Second, why use blogs for teaching and learning? Blogs have the potential to 1) increase online social interaction (Beldarrain, 2006); 2) promote students’ analytical skills and critical thinking (Oravec, 2002); and 3) improve student-teacher relationships (Ferdig & Trammel, 2004) in both small and large classrooms.
Next, Purdue supports two blog platforms. Bb Blog is embedded within the BlackBoard Learning Management System. The other one is WordPress. Here is a detailed comparison between WordPress and Blackboard Learn Blog: http://www.itap.purdue.edu/learning/innovate/hdiseries/bbvwp.html
Here are some use cases of WordPress for teaching and learning on campus:
- Students set up WordPress blogs/Portfolios to write reflections on seven cases in the class and provide comments. – Professor Abdelfattah Nour in Basic Medical Sciences
- Display and archive students’ projects. – Associate Professor John Lumkes in Agricultural and Biological Engineering
- Students set up WordPress blogs/Portfolios to document scientific investigation in the discovery learning activities. - Associate Professor Kari Clase in Technology, Leadership and Innovation
Last, there are free social media monitoring tools available to track your students’ work.

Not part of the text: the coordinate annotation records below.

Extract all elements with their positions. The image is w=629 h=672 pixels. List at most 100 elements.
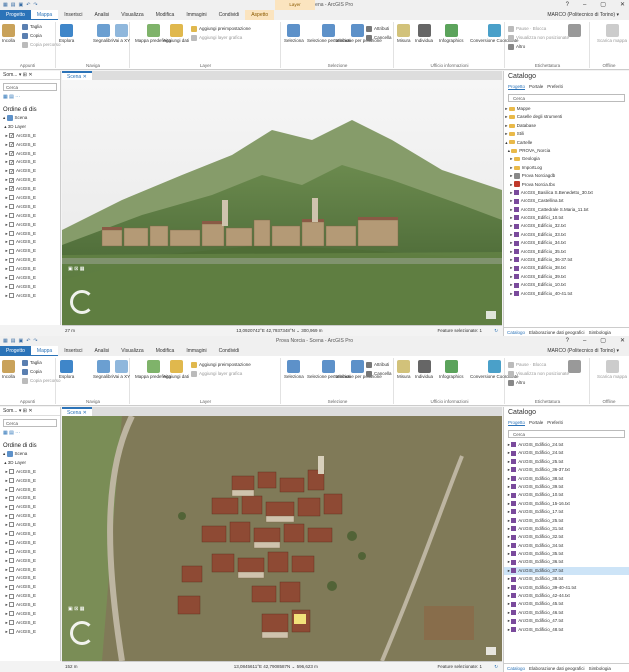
tab-analisi[interactable]: Analisi	[89, 346, 116, 356]
minimize-icon[interactable]: –	[583, 0, 586, 10]
download-map-button[interactable]: Scarica mappa	[597, 360, 627, 379]
more-labels-button[interactable]: Altro	[508, 44, 525, 50]
help-icon[interactable]: ?	[566, 336, 569, 346]
bottom-tab-geoprocessing[interactable]: Elaborazione dati geografici	[529, 328, 585, 336]
layer-item[interactable]: ▸ ArcGIS_E	[3, 230, 60, 239]
copy-path-button[interactable]: Copia percorso	[22, 378, 61, 384]
catalog-item[interactable]: ▸ Geologia	[504, 155, 629, 163]
image-icon[interactable]	[486, 311, 496, 319]
layer-visibility-checkbox[interactable]	[9, 504, 15, 510]
catalog-item[interactable]: ▸ ImportLog	[504, 164, 629, 172]
layer-visibility-checkbox[interactable]	[9, 239, 15, 245]
layer-item[interactable]: ▸ ArcGIS_E	[3, 283, 60, 292]
tab-immagini[interactable]: Immagini	[180, 10, 212, 20]
layer-visibility-checkbox[interactable]	[9, 531, 15, 537]
layer-visibility-checkbox[interactable]	[9, 566, 15, 572]
catalog-item[interactable]: ▸ ArcGIS_Edificio_10.txt	[504, 491, 629, 499]
catalog-item[interactable]: ▸ ArcGIS_Edificio_48.txt	[504, 626, 629, 634]
scene-3d-view-mountain[interactable]	[62, 80, 502, 325]
pause-labels-button[interactable]: Pause · Blocca	[508, 26, 546, 32]
tab-progetto[interactable]: Progetto	[0, 10, 31, 20]
zoom-icon[interactable]: ▣	[68, 606, 73, 612]
tab-aspetto[interactable]: Aspetto	[245, 10, 275, 20]
contents-pane-header[interactable]: Som... ▾ ⊞ ✕	[0, 407, 60, 416]
infographics-button[interactable]: Infographics	[439, 24, 464, 43]
layer-visibility-checkbox[interactable]	[9, 620, 15, 626]
cut-button[interactable]: Taglia	[22, 360, 42, 366]
layer-item[interactable]: ▸ ArcGIS_E	[3, 494, 60, 503]
image-icon[interactable]	[486, 647, 496, 655]
catalog-item[interactable]: ▸ ArcGIS_Edificio_38.txt	[504, 264, 629, 272]
layer-item[interactable]: ▸ ArcGIS_E	[3, 203, 60, 212]
layer-item[interactable]: ▸ ArcGIS_E	[3, 601, 60, 610]
add-preset-button[interactable]: Aggiungi preimpostazione	[191, 362, 251, 368]
catalog-item[interactable]: ▸ ArcGIS_Edificio_35.txt	[504, 550, 629, 558]
layer-visibility-checkbox[interactable]	[9, 275, 15, 281]
tab-visualizza[interactable]: Visualizza	[115, 10, 149, 20]
scene-tab[interactable]: Scena ✕	[62, 407, 92, 416]
catalog-item[interactable]: ▸ Stili	[504, 130, 629, 138]
add-graphics-layer-button[interactable]: Aggiungi layer grafica	[191, 35, 242, 41]
layer-item[interactable]: ▸ ArcGIS_E	[3, 212, 60, 221]
layer-item[interactable]: ▸ ArcGIS_E	[3, 530, 60, 539]
layer-visibility-checkbox[interactable]	[9, 185, 14, 194]
layer-visibility-checkbox[interactable]	[9, 248, 15, 254]
tab-inserisci[interactable]: Inserisci	[58, 346, 88, 356]
catalog-tab-favorites[interactable]: Preferiti	[547, 83, 563, 91]
layer-context-tab[interactable]: Layer	[275, 0, 315, 10]
layer-item[interactable]: ▸ ArcGIS_E	[3, 247, 60, 256]
layer-visibility-checkbox[interactable]	[9, 284, 15, 290]
infographics-button[interactable]: Infographics	[439, 360, 464, 379]
catalog-item[interactable]: ▸ ArcGIS_Edificio_42-44.txt	[504, 592, 629, 600]
layer-visibility-checkbox[interactable]	[9, 513, 15, 519]
view-unplaced-button[interactable]: Visualizza non posizionate	[508, 35, 569, 41]
download-map-button[interactable]: Scarica mappa	[597, 24, 627, 43]
drawing-order-icon[interactable]: ▦	[3, 430, 8, 436]
layer-visibility-checkbox[interactable]	[9, 177, 14, 185]
layer-item[interactable]: ▸ ArcGIS_E	[3, 221, 60, 230]
contents-search-input[interactable]: Cerca	[3, 83, 57, 91]
maximize-icon[interactable]: ▢	[600, 336, 606, 346]
bottom-tab-catalog[interactable]: Catalogo	[507, 664, 525, 672]
tab-condividi[interactable]: Condividi	[213, 346, 246, 356]
layer-visibility-checkbox[interactable]	[9, 602, 15, 608]
layer-visibility-checkbox[interactable]	[9, 257, 15, 263]
tab-mappa[interactable]: Mappa	[30, 346, 59, 356]
convert-labels-button[interactable]	[568, 360, 581, 374]
layer-visibility-checkbox[interactable]	[9, 150, 14, 158]
layer-item[interactable]: ▸ ArcGIS_E	[3, 274, 60, 283]
catalog-item[interactable]: ▸ ArcGIS_Edificio_35.txt	[504, 248, 629, 256]
catalog-item[interactable]: ▸ ArcGIS_Edificio_39.txt	[504, 273, 629, 281]
layer-item[interactable]: ▸ ArcGIS_E	[3, 141, 60, 150]
minimize-icon[interactable]: –	[583, 336, 586, 346]
user-account[interactable]: MARCO (Politecnico di Torino) ▾	[547, 10, 619, 20]
catalog-item[interactable]: ▸ Mappe	[504, 105, 629, 113]
layer-item[interactable]: ▸ ArcGIS_E	[3, 548, 60, 557]
tab-modifica[interactable]: Modifica	[150, 346, 181, 356]
catalog-search-input[interactable]: Cerca	[508, 94, 625, 102]
scene-canvas[interactable]: ▣ ⊠ ▦	[62, 416, 502, 661]
catalog-item[interactable]: ▸ ArcGIS_Castellina.txt	[504, 197, 629, 205]
add-data-button[interactable]: Aggiungi dati	[163, 360, 189, 379]
catalog-item[interactable]: ▸ ArcGIS_Edificio_33.txt	[504, 231, 629, 239]
catalog-item[interactable]: ▸ ArcGIS_Edificio_40-41.txt	[504, 290, 629, 298]
more-labels-button[interactable]: Altro	[508, 380, 525, 386]
close-icon[interactable]: ✕	[620, 0, 625, 10]
layer-item[interactable]: ▸ ArcGIS_E	[3, 150, 60, 159]
layer-item[interactable]: ▸ ArcGIS_E	[3, 158, 60, 168]
catalog-item[interactable]: ▸ ArcGIS_Edificio_10.txt	[504, 281, 629, 289]
more-options-icon[interactable]: ⋯	[15, 94, 20, 100]
layer-item[interactable]: ▸ ArcGIS_E	[3, 619, 60, 628]
layer-visibility-checkbox[interactable]	[9, 266, 15, 272]
tab-progetto[interactable]: Progetto	[0, 346, 31, 356]
tab-inserisci[interactable]: Inserisci	[58, 10, 88, 20]
explore-button[interactable]: Esplora	[59, 24, 74, 43]
bottom-tab-symbology[interactable]: Simbologia	[589, 328, 611, 336]
catalog-item[interactable]: ▸ ArcGIS_Edificio_39-40-41.txt	[504, 584, 629, 592]
layer-visibility-checkbox[interactable]	[9, 222, 15, 227]
catalog-item[interactable]: ▸ ArcGIS_Edificio_25.txt	[504, 517, 629, 525]
attributes-button[interactable]: Attributi	[366, 362, 389, 368]
catalog-item[interactable]: ▸ ArcGIS_Edificio_36-37.txt	[504, 466, 629, 474]
layer-visibility-checkbox[interactable]	[9, 558, 15, 563]
catalog-item[interactable]: ▸ Prova Norciagdb	[504, 172, 629, 180]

For example, Netvibes (http://www.netvibes.com) is a free portal you can personalize. All your students’ blogs could be in one page so it’s easier for instructors to keep track.
If you are interested in more information about integrating WordPress blogs into teaching and learning, please contact us at email@example.com.
Beldarrain, Y. (2006). Distance education trends: integrating new technologies to foster student interaction and collaboration. Distance Education, 27(2), 139–53.
Ferdig, R. E. & Trammell, K. D. (2004). Content delivery in the ‘Blogosphere’. Technological Horizons in Education.
Oravec, J. (2002). Bookmarking the world: Weblog applications in education. Journal of Adolescent and Adult Literacy, 45(7), 616-621.
Rollett, H., Lux, M., Strohmaier, M., Dösinger, G., & Tochtermann, K. (2007). The web 2.0 way of learning with technologies. International Journal of Learning Technology, 3(1), 87–107.